To allow users to request access, an administrator must create request policies or edit the default request policy provided by Identity Governance. Request policies define what access can be shown and requested in the Access Request interface. Users with the Customer, Global, or Access Request Administrator authorization can configure a default request policy and additional request policies based on their business needs. The default policy enables users to request all permissions, applications, or roles that are not directly assigned to an access request policy.
To configure a default access request policy:
In Identity Governance, select Policy > Access Request Policies.
Click Edit.
(Optional) Edit name and description.
Specify which type of request items are included in this policy. For example, when instead of individually assigning permissions to a policy, you want specified users to request all permissions, select the permissions check box.
Specify who can request access for whom.
To define who all users can request access for by default, click Add request for and select an option in the All Users section. For example, if you want all users to be able to request access for themselves, select Self. If you want all users to request access for other users who meet a set of criteria, select Users matching query, then define the criteria using the Expression Builder.
NOTE:Granting ability to request access for All Users automatically provides the user with the ability to request for Self, Direct Reports, and Downline Reports. Granting the ability to request for Downline Reports automatically provides the ability to request for Direct Reports as well.

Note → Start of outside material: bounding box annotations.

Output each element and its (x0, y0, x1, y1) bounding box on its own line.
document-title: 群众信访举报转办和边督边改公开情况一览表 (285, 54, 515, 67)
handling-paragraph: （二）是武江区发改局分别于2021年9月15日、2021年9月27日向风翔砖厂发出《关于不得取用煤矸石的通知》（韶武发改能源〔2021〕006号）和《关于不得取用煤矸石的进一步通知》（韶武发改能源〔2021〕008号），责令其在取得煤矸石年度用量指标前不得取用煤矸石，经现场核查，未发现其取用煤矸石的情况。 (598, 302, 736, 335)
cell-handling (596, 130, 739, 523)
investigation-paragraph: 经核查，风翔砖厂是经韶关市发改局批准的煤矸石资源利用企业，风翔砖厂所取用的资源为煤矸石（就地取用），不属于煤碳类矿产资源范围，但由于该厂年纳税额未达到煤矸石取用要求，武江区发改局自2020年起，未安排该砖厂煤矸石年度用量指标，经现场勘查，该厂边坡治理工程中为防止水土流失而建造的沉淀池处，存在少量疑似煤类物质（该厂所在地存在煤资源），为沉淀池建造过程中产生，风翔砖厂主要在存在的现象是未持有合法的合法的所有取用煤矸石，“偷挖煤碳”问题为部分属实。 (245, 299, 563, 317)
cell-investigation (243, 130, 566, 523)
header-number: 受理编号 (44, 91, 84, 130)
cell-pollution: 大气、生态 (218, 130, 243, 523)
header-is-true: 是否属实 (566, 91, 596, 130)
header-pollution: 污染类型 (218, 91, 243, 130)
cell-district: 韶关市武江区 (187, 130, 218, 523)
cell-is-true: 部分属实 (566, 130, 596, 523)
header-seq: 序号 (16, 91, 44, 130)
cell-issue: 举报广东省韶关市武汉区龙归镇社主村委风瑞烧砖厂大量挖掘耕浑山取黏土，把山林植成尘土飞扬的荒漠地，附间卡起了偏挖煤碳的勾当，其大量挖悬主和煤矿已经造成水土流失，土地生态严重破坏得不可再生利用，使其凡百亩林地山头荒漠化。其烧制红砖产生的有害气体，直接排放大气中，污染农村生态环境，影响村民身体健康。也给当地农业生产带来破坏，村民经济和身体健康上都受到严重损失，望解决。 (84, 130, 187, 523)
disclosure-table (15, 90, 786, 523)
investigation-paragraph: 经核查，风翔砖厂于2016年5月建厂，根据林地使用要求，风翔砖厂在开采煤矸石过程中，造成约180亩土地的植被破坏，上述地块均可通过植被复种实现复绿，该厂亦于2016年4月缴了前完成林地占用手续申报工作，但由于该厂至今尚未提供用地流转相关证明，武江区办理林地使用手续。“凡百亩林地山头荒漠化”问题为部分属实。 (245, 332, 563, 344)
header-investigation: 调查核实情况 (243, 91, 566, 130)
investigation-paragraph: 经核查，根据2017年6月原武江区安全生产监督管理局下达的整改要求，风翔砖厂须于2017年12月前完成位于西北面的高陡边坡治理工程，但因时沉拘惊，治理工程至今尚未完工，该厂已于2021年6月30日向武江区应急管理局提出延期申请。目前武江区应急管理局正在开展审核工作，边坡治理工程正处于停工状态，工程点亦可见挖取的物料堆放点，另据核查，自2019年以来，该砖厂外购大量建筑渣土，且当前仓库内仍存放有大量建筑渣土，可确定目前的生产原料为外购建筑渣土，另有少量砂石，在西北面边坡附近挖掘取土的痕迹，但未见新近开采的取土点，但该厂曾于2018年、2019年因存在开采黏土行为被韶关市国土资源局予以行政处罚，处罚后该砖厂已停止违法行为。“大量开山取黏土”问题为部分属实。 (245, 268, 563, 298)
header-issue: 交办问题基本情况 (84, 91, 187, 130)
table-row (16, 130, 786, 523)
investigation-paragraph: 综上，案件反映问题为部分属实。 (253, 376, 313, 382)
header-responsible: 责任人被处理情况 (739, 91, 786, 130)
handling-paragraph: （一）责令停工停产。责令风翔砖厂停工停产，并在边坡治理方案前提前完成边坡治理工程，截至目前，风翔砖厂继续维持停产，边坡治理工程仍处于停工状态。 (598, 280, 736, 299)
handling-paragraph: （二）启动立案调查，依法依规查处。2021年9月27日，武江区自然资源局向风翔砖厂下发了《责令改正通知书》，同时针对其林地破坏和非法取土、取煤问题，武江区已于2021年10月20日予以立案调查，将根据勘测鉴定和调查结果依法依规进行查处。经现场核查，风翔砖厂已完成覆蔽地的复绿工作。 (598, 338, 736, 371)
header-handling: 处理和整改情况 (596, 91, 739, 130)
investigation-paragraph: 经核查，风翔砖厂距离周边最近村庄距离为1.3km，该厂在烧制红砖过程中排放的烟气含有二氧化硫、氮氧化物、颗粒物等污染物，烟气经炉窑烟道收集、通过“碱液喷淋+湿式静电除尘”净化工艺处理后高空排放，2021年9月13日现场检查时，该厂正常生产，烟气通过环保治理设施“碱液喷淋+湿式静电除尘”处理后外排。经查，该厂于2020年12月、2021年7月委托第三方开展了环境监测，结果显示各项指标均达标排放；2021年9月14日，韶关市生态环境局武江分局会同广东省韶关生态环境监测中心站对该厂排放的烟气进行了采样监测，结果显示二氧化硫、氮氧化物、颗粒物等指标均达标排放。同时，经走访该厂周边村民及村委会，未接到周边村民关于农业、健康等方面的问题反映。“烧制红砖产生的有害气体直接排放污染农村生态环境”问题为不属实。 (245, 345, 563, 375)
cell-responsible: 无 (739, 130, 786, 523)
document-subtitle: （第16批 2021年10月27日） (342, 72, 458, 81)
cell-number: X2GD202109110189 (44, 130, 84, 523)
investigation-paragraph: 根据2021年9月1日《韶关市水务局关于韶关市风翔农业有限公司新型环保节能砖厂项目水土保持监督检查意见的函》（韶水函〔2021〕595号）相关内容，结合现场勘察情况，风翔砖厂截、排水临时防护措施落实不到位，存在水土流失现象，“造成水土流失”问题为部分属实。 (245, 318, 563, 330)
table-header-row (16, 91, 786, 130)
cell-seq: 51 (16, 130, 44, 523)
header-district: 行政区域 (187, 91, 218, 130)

(Optional) For more granular control of who can request for whom:
Select allowed users, groups, or business roles, then click + to add the users, groups, or business roles.

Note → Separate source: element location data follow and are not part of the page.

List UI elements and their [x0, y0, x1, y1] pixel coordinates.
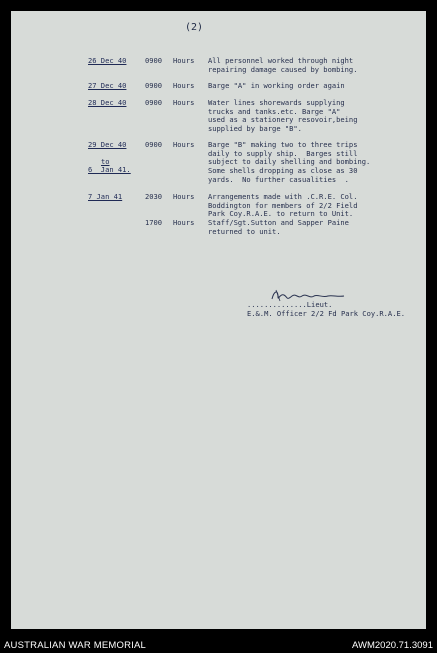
entry-text-line: supplied by barge "B".	[208, 124, 302, 134]
entry-hours: Hours	[173, 192, 195, 201]
entry-text-line: yards. No further casualities .	[208, 174, 349, 184]
entry-text-line: Park Coy.R.A.E. to return to Unit.	[208, 209, 354, 219]
entry-text-line: repairing damage caused by bombing.	[208, 64, 358, 74]
entry-text-line: Barge "A" in working order again	[208, 81, 345, 90]
entry-hours: Hours	[173, 98, 195, 107]
entry-hours: Hours	[173, 218, 195, 227]
entry-date: 29 Dec 40	[88, 140, 127, 149]
entry-date: 28 Dec 40	[88, 98, 127, 107]
signature-title: E.&.M. Officer 2/2 Fd Park Coy.R.A.E.	[247, 309, 406, 318]
entry-date-end: 6 Jan 41.	[88, 165, 131, 174]
entry-text-line: All personnel worked through night	[208, 56, 354, 65]
entry-text-line: Staff/Sgt.Sutton and Sapper Paine	[208, 218, 349, 227]
entry-text-line: used as a stationery resovoir,being	[208, 115, 358, 125]
entry-date: 7 Jan 41	[88, 192, 123, 201]
entry-time: 0900	[145, 140, 163, 149]
entry-text-line: Boddington for members of 2/2 Field	[208, 200, 358, 210]
footer-institution: AUSTRALIAN WAR MEMORIAL	[4, 640, 147, 651]
footer-bar	[0, 639, 437, 653]
entry-date-to: to	[101, 157, 110, 166]
entry-time: 0900	[145, 98, 163, 107]
entry-text-line: daily to supply ship. Barges still	[208, 148, 358, 158]
entry-text-line: returned to unit.	[208, 226, 281, 236]
entry-text-line: subject to daily shelling and bombing.	[208, 157, 371, 167]
entry-time: 1700	[145, 218, 163, 227]
entry-hours: Hours	[173, 140, 195, 149]
page-number: (2)	[185, 22, 204, 33]
entry-time: 0900	[145, 81, 163, 90]
entry-hours: Hours	[173, 81, 195, 90]
entry-date: 27 Dec 40	[88, 81, 127, 90]
signature-line: ..............Lieut.	[247, 300, 333, 309]
entry-text-line: Barge "B" making two to three trips	[208, 140, 358, 149]
entry-text-line: Arrangements made with .C.R.E. Col.	[208, 192, 358, 201]
entry-date: 26 Dec 40	[88, 56, 127, 65]
footer-accession-number: AWM2020.71.3091	[352, 640, 433, 651]
entry-text-line: Some shells dropping as close as 30	[208, 166, 358, 176]
entry-time: 2030	[145, 192, 163, 201]
entry-time: 0900	[145, 56, 163, 65]
entry-text-line: trucks and tanks.etc. Barge "A"	[208, 106, 341, 116]
entry-hours: Hours	[173, 56, 195, 65]
entry-text-line: Water lines shorewards supplying	[208, 98, 345, 107]
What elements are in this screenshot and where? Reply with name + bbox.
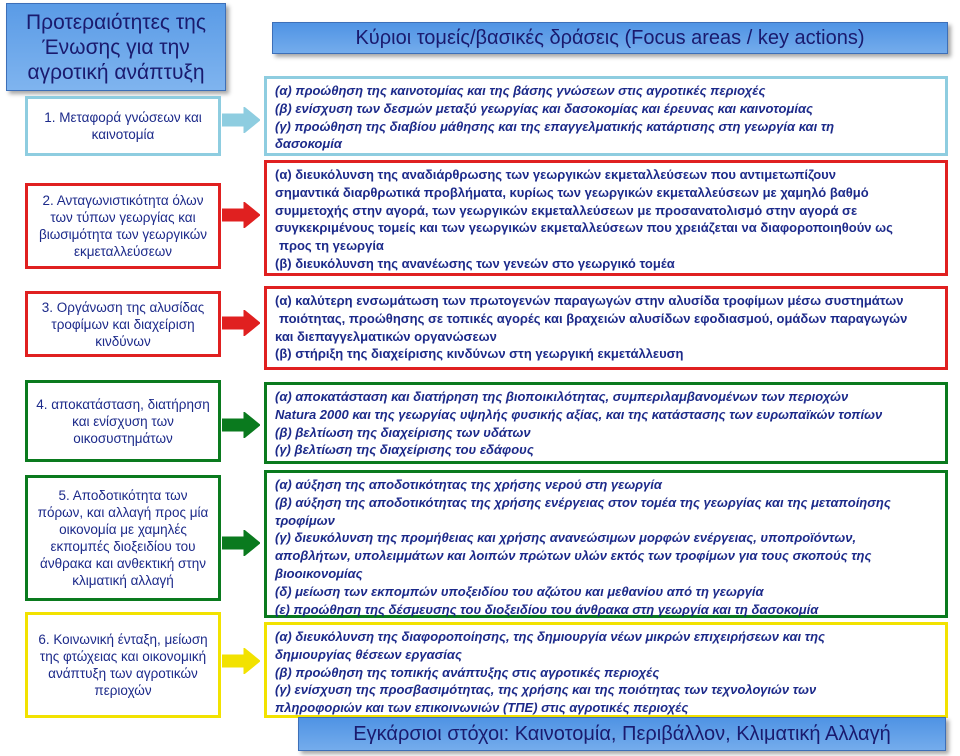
- priority-1-arrow-icon: [222, 107, 260, 133]
- p6-action-line: δημιουργίας θέσεων εργασίας: [275, 646, 462, 662]
- priority-4-arrow-icon: [222, 412, 260, 438]
- p3-action-line: και διεπαγγελματικών οργανώσεων: [275, 328, 497, 344]
- p3-action-line: (β) στήριξη της διαχείρισης κινδύνων στη γεωργική εκμετάλλευση: [275, 346, 684, 362]
- priority-5-actions-box: [264, 470, 948, 618]
- p5-action-line: αποβλήτων, υπολειμμάτων και λοιπών πρώτων υλών εκτός των τροφίμων για τους σκοπούς της: [275, 548, 872, 564]
- priority-2-arrow-icon: [222, 202, 260, 228]
- priority-4-actions-box: [264, 382, 948, 464]
- priority-3-arrow-icon: [222, 310, 260, 336]
- p6-action-line: (β) προώθηση της τοπικής ανάπτυξης στις αγροτικές περιοχές: [275, 664, 660, 680]
- priority-4-box: [25, 380, 221, 462]
- p2-action-line: προς τη γεωργία: [279, 238, 384, 254]
- priority-4-label: 4. αποκατάσταση, διατήρηση και ενίσχυση των οικοσυστημάτων: [36, 396, 210, 446]
- p2-action-line: συγκεκριμένους τομείς και των γεωργικών εκμεταλλεύσεων που χρειάζεται να διαφοροποιηθούν ως: [275, 220, 893, 236]
- p5-action-line: (δ) μείωση των εκπομπών υποξειδίου του αζώτου και μεθανίου από τη γεωργία: [275, 583, 764, 599]
- p5-action-line: (β) αύξηση της αποδοτικότητας της χρήσης ενέργειας στον τομέα της γεωργίας και της μεταποίησης: [275, 494, 891, 510]
- priorities-header: Προτεραιότητες της Ένωσης για την αγροτική ανάπτυξη: [6, 3, 226, 91]
- p2-action-line: (β) διευκόλυνση της ανανέωσης των γενεών στο γεωργικό τομέα: [275, 255, 675, 271]
- priority-6-arrow-icon: [222, 648, 260, 674]
- priority-3-label: 3. Οργάνωση της αλυσίδας τροφίμων και διαχείριση κινδύνων: [41, 299, 205, 349]
- cross-cutting-objectives-banner: Εγκάρσιοι στόχοι: Καινοτομία, Περιβάλλον, Κλιματική Αλλαγή: [298, 717, 946, 751]
- p4-action-line: (α) αποκατάσταση και διατήρηση της βιοποικιλότητας, συμπεριλαμβανομένων των περιοχών: [275, 389, 849, 404]
- p3-action-line: (α) καλύτερη ενσωμάτωση των πρωτογενών παραγωγών στην αλυσίδα τροφίμων μέσω συστημάτων: [275, 293, 904, 308]
- p2-action-line: σημαντικά διαρθρωτικά προβλήματα, κυρίως των γεωργικών εκμεταλλεύσεων με χαμηλό βαθμό: [275, 184, 869, 200]
- p4-action-line: (γ) βελτίωση της διαχείρισης του εδάφους: [275, 442, 534, 458]
- p5-action-line: τροφίμων: [275, 512, 335, 528]
- priority-5-arrow-icon: [222, 530, 260, 556]
- focus-areas-header: Κύριοι τομείς/βασικές δράσεις (Focus areas / key actions): [272, 22, 948, 54]
- p2-action-line: συμμετοχής στην αγορά, των γεωργικών εκμεταλλεύσεων με προσανατολισμό στην αγορά σε: [275, 202, 858, 218]
- priority-2-box: [25, 183, 221, 269]
- p1-action-line: (γ) προώθηση της διαβίου μάθησης και της επαγγελματικής κατάρτισης στη γεωργία και τη: [275, 118, 835, 134]
- priority-5-box: [25, 475, 221, 601]
- p6-action-line: πληροφοριών και των επικοινωνιών (ΤΠΕ) στις αγροτικές περιοχές: [275, 700, 689, 716]
- p5-action-line: (γ) διευκόλυνση της προμήθειας και χρήσης ανανεώσιμων μορφών ενέργειας, υποπροϊόντων,: [275, 530, 857, 546]
- p5-action-line: (α) αύξηση της αποδοτικότητας της χρήσης νερού στη γεωργία: [275, 477, 662, 492]
- p1-action-line: (α) προώθηση της καινοτομίας και της βάσης γνώσεων στις αγροτικές περιοχές: [275, 83, 766, 98]
- priority-3-box: [25, 291, 221, 357]
- p3-action-line: ποιότητας, προώθησης σε τοπικές αγορές και βραχειών αλυσίδων εφοδιασμού, ομάδων παραγωγών: [279, 310, 908, 326]
- priority-3-actions-box: [264, 286, 948, 370]
- p4-action-line: (β) βελτίωση της διαχείρισης των υδάτων: [275, 424, 531, 440]
- p5-action-line: (ε) προώθηση της δέσμευσης του διοξειδίου του άνθρακα στη γεωργία και τη δασοκομία: [275, 601, 819, 617]
- priority-1-label: 1. Μεταφορά γνώσεων και καινοτομία: [44, 110, 202, 142]
- priority-6-label: 6. Κοινωνική ένταξη, μείωση της φτώχειας και οικονομική ανάπτυξη των αγροτικών περιοχών: [38, 632, 208, 698]
- priority-1-box: [25, 96, 221, 156]
- priority-1-actions-box: [264, 76, 948, 156]
- priority-2-actions-box: [264, 160, 948, 276]
- p1-action-line: δασοκομία: [275, 136, 342, 152]
- priority-6-actions-box: [264, 622, 948, 718]
- p2-action-line: (α) διευκόλυνση της αναδιάρθρωσης των γεωργικών εκμεταλλεύσεων που αντιμετωπίζουν: [275, 167, 836, 182]
- priority-6-box: [25, 612, 221, 718]
- p4-action-line: Natura 2000 και της γεωργίας υψηλής φυσικής αξίας, και της κατάστασης των ευρωπαϊκών τοπίων: [275, 406, 883, 422]
- p6-action-line: (γ) ενίσχυση της προσβασιμότητας, της χρήσης και της ποιότητας των τεχνολογιών των: [275, 682, 817, 698]
- priority-5-label: 5. Αποδοτικότητα των πόρων, και αλλαγή προς μία οικονομία με χαμηλές εκπομπές διοξειδίου του άνθρακα και ανθεκτική στην κλιματική αλλαγή: [37, 488, 209, 588]
- p5-action-line: βιοοικονομίας: [275, 565, 363, 581]
- p1-action-line: (β) ενίσχυση των δεσμών μεταξύ γεωργίας και δασοκομίας και έρευνας και καινοτομίας: [275, 100, 813, 116]
- p6-action-line: (α) διευκόλυνση της διαφοροποίησης, της δημιουργία νέων μικρών επιχειρήσεων και της: [275, 629, 825, 644]
- priority-2-label: 2. Ανταγωνιστικότητα όλων των τύπων γεωργίας και βιωσιμότητα των γεωργικών εκμεταλλεύσεων: [38, 193, 208, 259]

For the selected allowed entity, click Add request for and select an option. For example, if you added group A in the previous step, then added a request for group A, all members of group A would be able to request access for all other members of the group.
NOTE:If the request policy allowed all users to request access for all users, these settings will be ignored.
For exclusions to the All Users settings, specify disallowed users and groups.
(Optional) Create additional access request policies.
Save the policy.
To create additional access request policies:
In Identity Governance, select Policy > Access Request Policies.
On the Request Policies tab, scroll down and expand the Request Policies panel.
Click + to create a new policy.
Type name and description.
Save the policy.
Assign applications, permissions, technical roles, and business roles to the policy.
IMPORTANT:Only Business Roles that were defined as requestable and published will be available for selection.
(Optional) Select the gear icon in the Applications, Permissions, and Roles (technical roles) tabs to customize column display. For example, in Permissions tab you can drag and drop Authorized By column to view if a permission is from an Identity Manager role or application or from an Identity Governance role.